Agree with @RichJB - check if the coils are touching the chimney or something they shouldnt be touching
Sometimes you cant really see it and its tricky to figure out. Especially with duals.

As for wicking you need to experiment with slightly thicker or slightly thinner amount of cotton till you find the best for that coil. I have found the Crius to be quite forgiving regarding how much is stuffed into the little channels. I tend to put a fair amount in there and havent had any problems. But i am vaping on fairly lowish power around 30Watts. With dual 28g coils around 0.5 ohms.

Reactions: Like 1


----------



## herb1 (21/10/16)

Ok, I'm bored with Power mode on the VTC mini
What modes can I use with the 26ga Kanthal?


----------



## incredible_hullk (21/10/16)

herb1 said:


> Ok, I'm bored with Power mode on the VTC mini
> What modes can I use with the 26ga Kanthal?

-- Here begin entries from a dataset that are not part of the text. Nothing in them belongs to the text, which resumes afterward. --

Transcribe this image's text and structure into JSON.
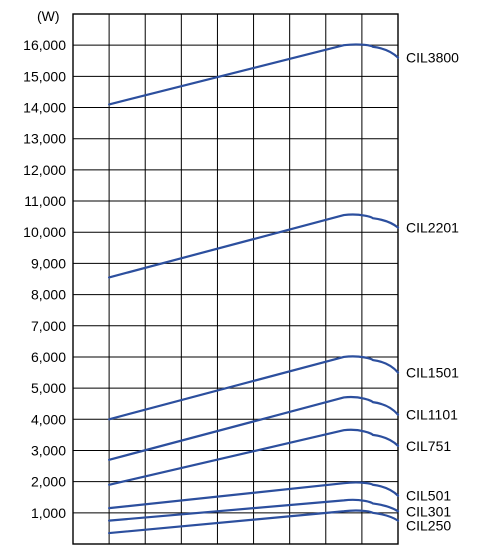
{
  "chart_data": {
    "type": "line",
    "unit_label": "(W)",
    "ylim": [
      0,
      17000
    ],
    "y_ticks": [
      1000,
      2000,
      3000,
      4000,
      5000,
      6000,
      7000,
      8000,
      9000,
      10000,
      11000,
      12000,
      13000,
      14000,
      15000,
      16000
    ],
    "y_tick_labels": [
      "1,000",
      "2,000",
      "3,000",
      "4,000",
      "5,000",
      "6,000",
      "7,000",
      "8,000",
      "9,000",
      "10,000",
      "11,000",
      "12,000",
      "13,000",
      "14,000",
      "15,000",
      "16,000"
    ],
    "x_columns": 9,
    "grid": true,
    "series": [
      {
        "name": "CIL3800",
        "points": [
          [
            1,
            14100
          ],
          [
            7.5,
            16000
          ],
          [
            8.3,
            15950
          ],
          [
            9,
            15600
          ]
        ],
        "color": "#2c4f9e"
      },
      {
        "name": "CIL2201",
        "points": [
          [
            1,
            8550
          ],
          [
            7.5,
            10550
          ],
          [
            8.3,
            10450
          ],
          [
            9,
            10150
          ]
        ],
        "color": "#2c4f9e"
      },
      {
        "name": "CIL1501",
        "points": [
          [
            1,
            4000
          ],
          [
            7.5,
            6000
          ],
          [
            8.3,
            5900
          ],
          [
            9,
            5500
          ]
        ],
        "color": "#2c4f9e"
      },
      {
        "name": "CIL1101",
        "points": [
          [
            1,
            2700
          ],
          [
            7.5,
            4700
          ],
          [
            8.3,
            4550
          ],
          [
            9,
            4150
          ]
        ],
        "color": "#2c4f9e"
      },
      {
        "name": "CIL751",
        "points": [
          [
            1,
            1900
          ],
          [
            7.5,
            3650
          ],
          [
            8.3,
            3500
          ],
          [
            9,
            3150
          ]
        ],
        "color": "#2c4f9e"
      },
      {
        "name": "CIL501",
        "points": [
          [
            1,
            1150
          ],
          [
            7.5,
            1950
          ],
          [
            8.3,
            1900
          ],
          [
            9,
            1550
          ]
        ],
        "color": "#2c4f9e"
      },
      {
        "name": "CIL301",
        "points": [
          [
            1,
            750
          ],
          [
            7.5,
            1400
          ],
          [
            8.3,
            1300
          ],
          [
            9,
            1050
          ]
        ],
        "color": "#2c4f9e"
      },
      {
        "name": "CIL250",
        "points": [
          [
            1,
            350
          ],
          [
            7.5,
            1050
          ],
          [
            8.3,
            1000
          ],
          [
            9,
            750
          ]
        ],
        "color": "#2c4f9e"
      }
    ]
  }
}
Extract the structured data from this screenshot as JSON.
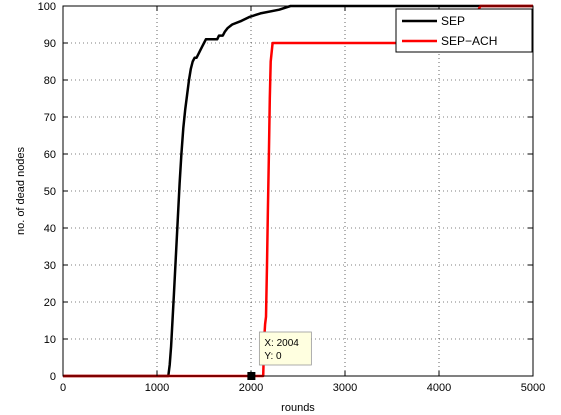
{
  "chart_data": {
    "type": "line",
    "title": "",
    "xlabel": "rounds",
    "ylabel": "no. of dead nodes",
    "xlim": [
      0,
      5000
    ],
    "ylim": [
      0,
      100
    ],
    "x_ticks": [
      0,
      1000,
      2000,
      3000,
      4000,
      5000
    ],
    "y_ticks": [
      0,
      10,
      20,
      30,
      40,
      50,
      60,
      70,
      80,
      90,
      100
    ],
    "x_tick_labels": [
      "0",
      "1000",
      "2000",
      "3000",
      "4000",
      "5000"
    ],
    "y_tick_labels": [
      "0",
      "10",
      "20",
      "30",
      "40",
      "50",
      "60",
      "70",
      "80",
      "90",
      "100"
    ],
    "grid": true,
    "legend_position": "top-right",
    "series": [
      {
        "name": "SEP",
        "color": "#000000",
        "points": [
          [
            0,
            0
          ],
          [
            1120,
            0
          ],
          [
            1135,
            3
          ],
          [
            1150,
            8
          ],
          [
            1165,
            15
          ],
          [
            1180,
            22
          ],
          [
            1200,
            32
          ],
          [
            1220,
            42
          ],
          [
            1240,
            52
          ],
          [
            1260,
            60
          ],
          [
            1280,
            67
          ],
          [
            1300,
            72
          ],
          [
            1320,
            76
          ],
          [
            1340,
            80
          ],
          [
            1360,
            83
          ],
          [
            1380,
            85
          ],
          [
            1400,
            86
          ],
          [
            1420,
            86
          ],
          [
            1440,
            87
          ],
          [
            1460,
            88
          ],
          [
            1480,
            89
          ],
          [
            1500,
            90
          ],
          [
            1520,
            91
          ],
          [
            1640,
            91
          ],
          [
            1660,
            92
          ],
          [
            1700,
            92
          ],
          [
            1720,
            93
          ],
          [
            1750,
            94
          ],
          [
            1800,
            95
          ],
          [
            1900,
            96
          ],
          [
            1980,
            97
          ],
          [
            2100,
            98
          ],
          [
            2300,
            99
          ],
          [
            2420,
            100
          ],
          [
            5000,
            100
          ]
        ]
      },
      {
        "name": "SEP−ACH",
        "color": "#ff0000",
        "points": [
          [
            0,
            0
          ],
          [
            2130,
            0
          ],
          [
            2140,
            10
          ],
          [
            2150,
            14
          ],
          [
            2160,
            16
          ],
          [
            2170,
            30
          ],
          [
            2180,
            45
          ],
          [
            2190,
            60
          ],
          [
            2200,
            75
          ],
          [
            2210,
            85
          ],
          [
            2230,
            90
          ],
          [
            4300,
            90
          ],
          [
            4380,
            98
          ],
          [
            4420,
            99
          ],
          [
            4440,
            100
          ],
          [
            5000,
            100
          ]
        ]
      }
    ],
    "annotation": {
      "x": 2004,
      "y": 0,
      "line1": "X: 2004",
      "line2": "Y: 0"
    }
  }
}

@herb1....kanthal can only be used in power mode

Reactions: Thanks 1


----------



## herb1 (21/10/16)

incredible_hullk said:


> @herb1....kanthal can only be used in power mode


Thanks
So, I'd have to change to Clapton or something else to use TC modes


----------



## incredible_hullk (21/10/16)

herb1 said:


> Thanks
> So, I'd have to change to Clapton or something else to use TC modes



Yep...TC on SS or Nichrome only...havent played too much on claptons so I dont know if a kanthal core wrapped in stainless steel would work well in TC

If it does only downside is the SS outer will drag down overall resistance


----------